Fwd: NTN#2 call for papers


Subject: Fwd: NTN#2 call for papers
From: Kevin Austin (kevin.austin@videotron.ca)
Date: Mon Jul 26 2004 - 21:37:31 EDT


Date: Tue, 27 Jul 2004 01:22:52 +0100
From: CAA2 <augusto2@euphonium.pt>
Subject: NTN#2 call for papers

--------------------------------------

Call for Papers:
NOISETHEORYNOISE#2
10-6, SATURDAY 20TH NOVEMBER 2004
Middlesex University
White Hart Lane
London N17 8HR
 
We would like to invite contributions to NTN#2 on the following
topics from noisicians of every stripe, whether they be noise makers,
noise enthusiasts, or inventive but unsanctioned noise theorists: Is
noise accountable to the terms of a pre-constituted theoretical
discourse on aesthetics?
 

Must its "radicality" be contrived from within the bounds of that
self-same discourse?
 
Does noise fail in its imputed assault on traditional aesthetics and
musicology? 

What are the methodological and aesthetic specifics of "japnoise" as
a genre? Is there something like a common "modus operandi" running
through the works of Hijokaidan, Masonna, Hanatarash, CCCC, Merzbow,
etc.?  What makes it matter?

What constellates noise and the so-called "industrial" and/or "power
electronics" scene from the 1980s (e.g. Whitehouse, Ramleh, M.B., New
Blockaders, P16.D4, Etant Donnee, Pacific 231, etc.)?

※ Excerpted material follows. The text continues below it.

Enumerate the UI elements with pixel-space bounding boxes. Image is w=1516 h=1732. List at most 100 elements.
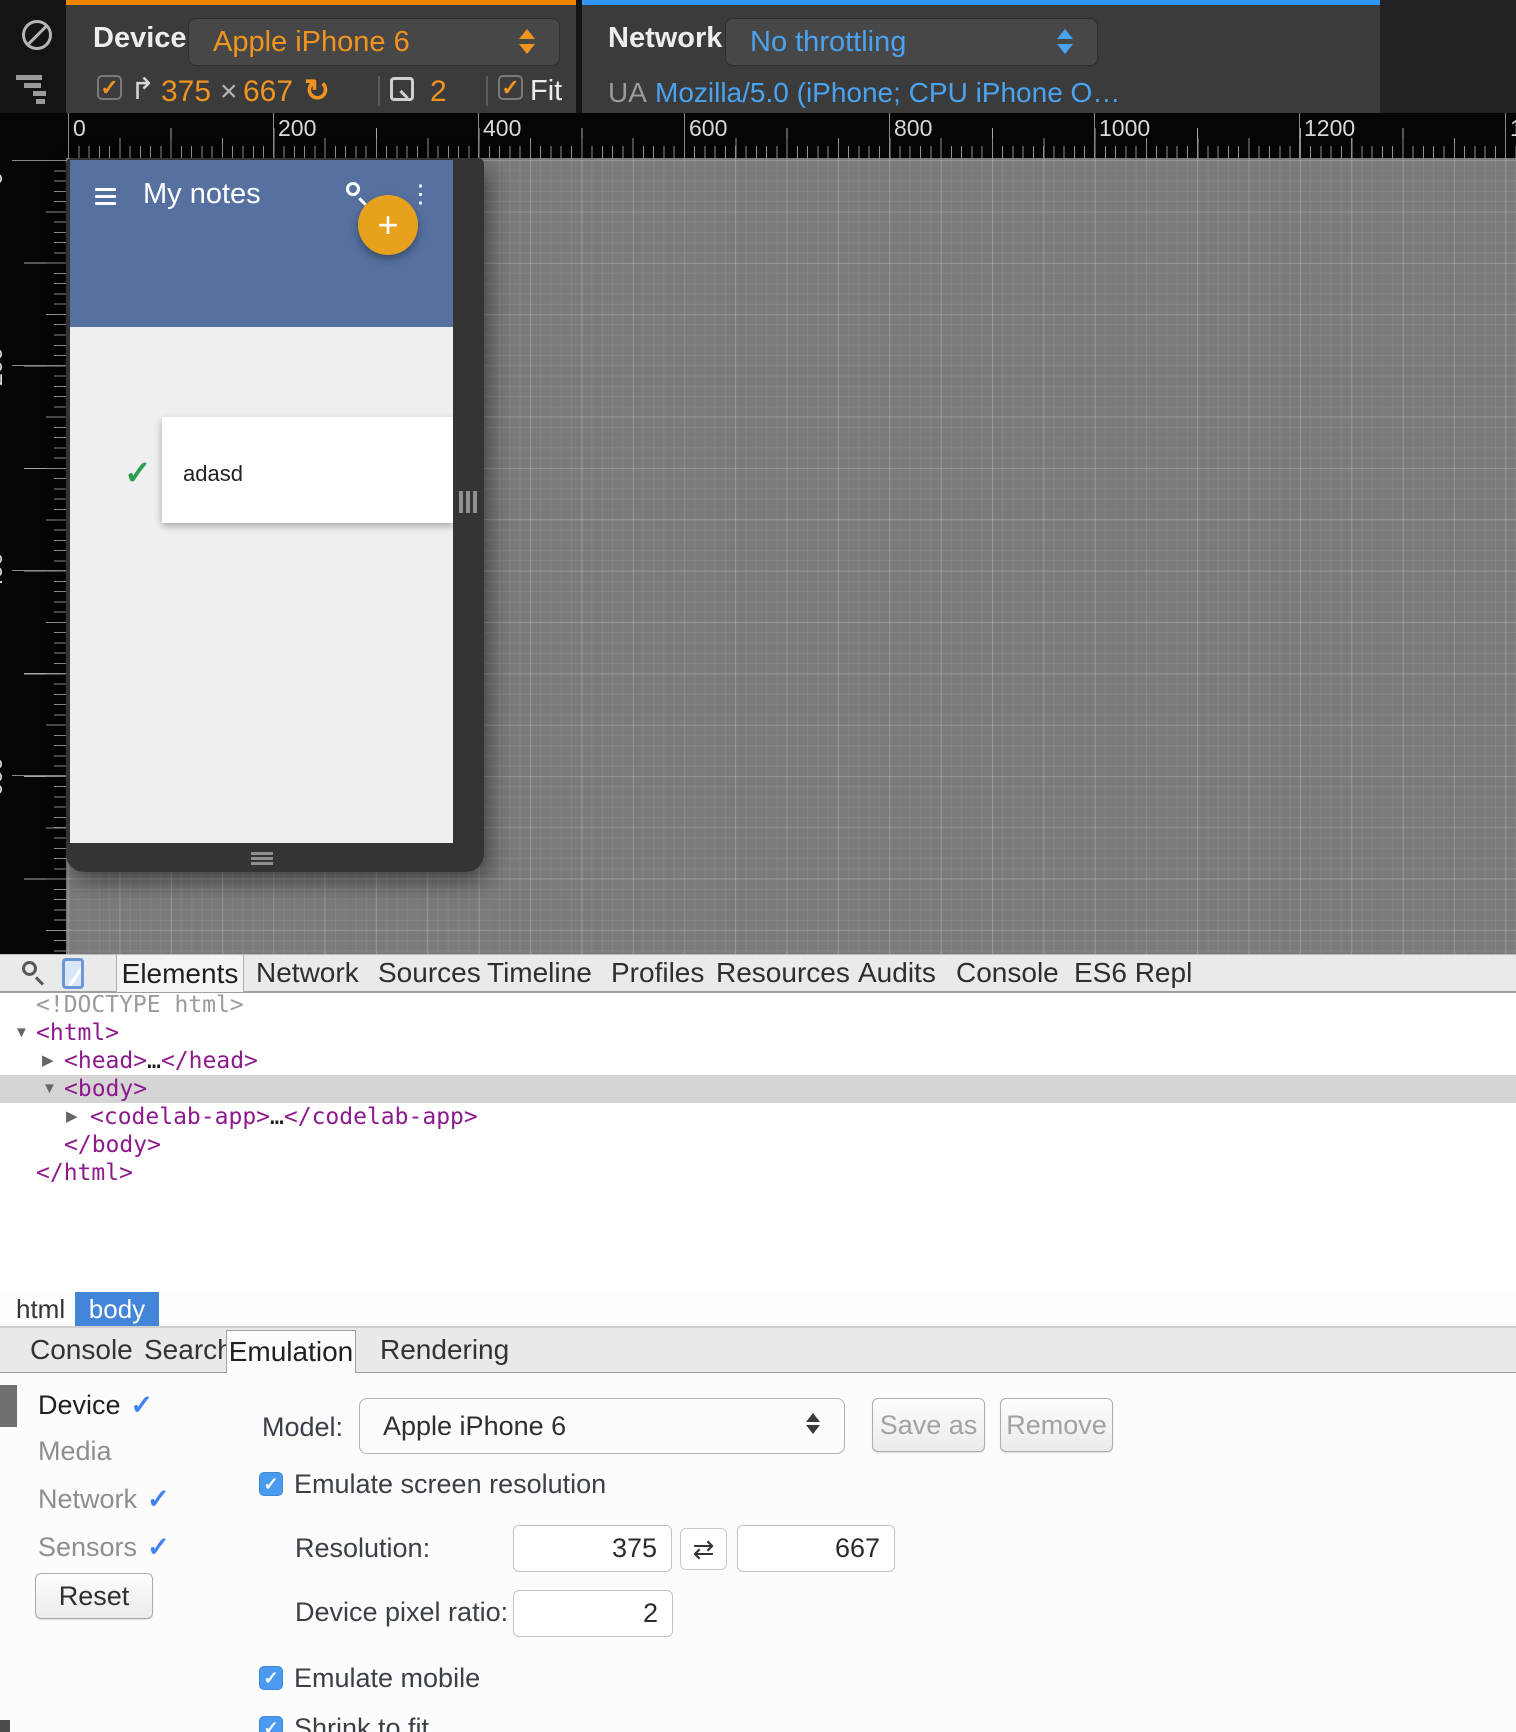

What transformed historical and technological conditions produce the
so-called "noise aesthetic"?  What is the noisician's dependence, if
any, on the novel
possibilities of sonic production offered by the digital revolution?

Is noise enjoyed?  Who enjoys it?  Are noisicians perverted
abnegators who, due to emotional deficit, are unable to experience
the full affect of soul/pop/classical music? 

Is there an interface between the praxis of noise and sampling /
turntablism?  How is it informed by montage, collage and/or cut-up? 
What does noise offer materialist historiography?

  This list of topics is not intended to be exhaustive so please feel
free to contact us if you would like to address a topic not listed
above. Audiovisual equipment will be available and we actively
encourage presentations in which examples of the noise being
discussed can be played for the audience. But bear in mind that each
presentation should last no longer than 30 minutes.
Please send your proposals/abstracts to
andymcgettigan@another.com and ray.brassier@btopenworld.com.
Alternately, you can mail proposals to Ray Brassier, Centre for
Research in Modern European Philosophy, Middlesex University, White
Hart Lane, London N17 8HR.
 
The deadline for proposals is 10 September 2004.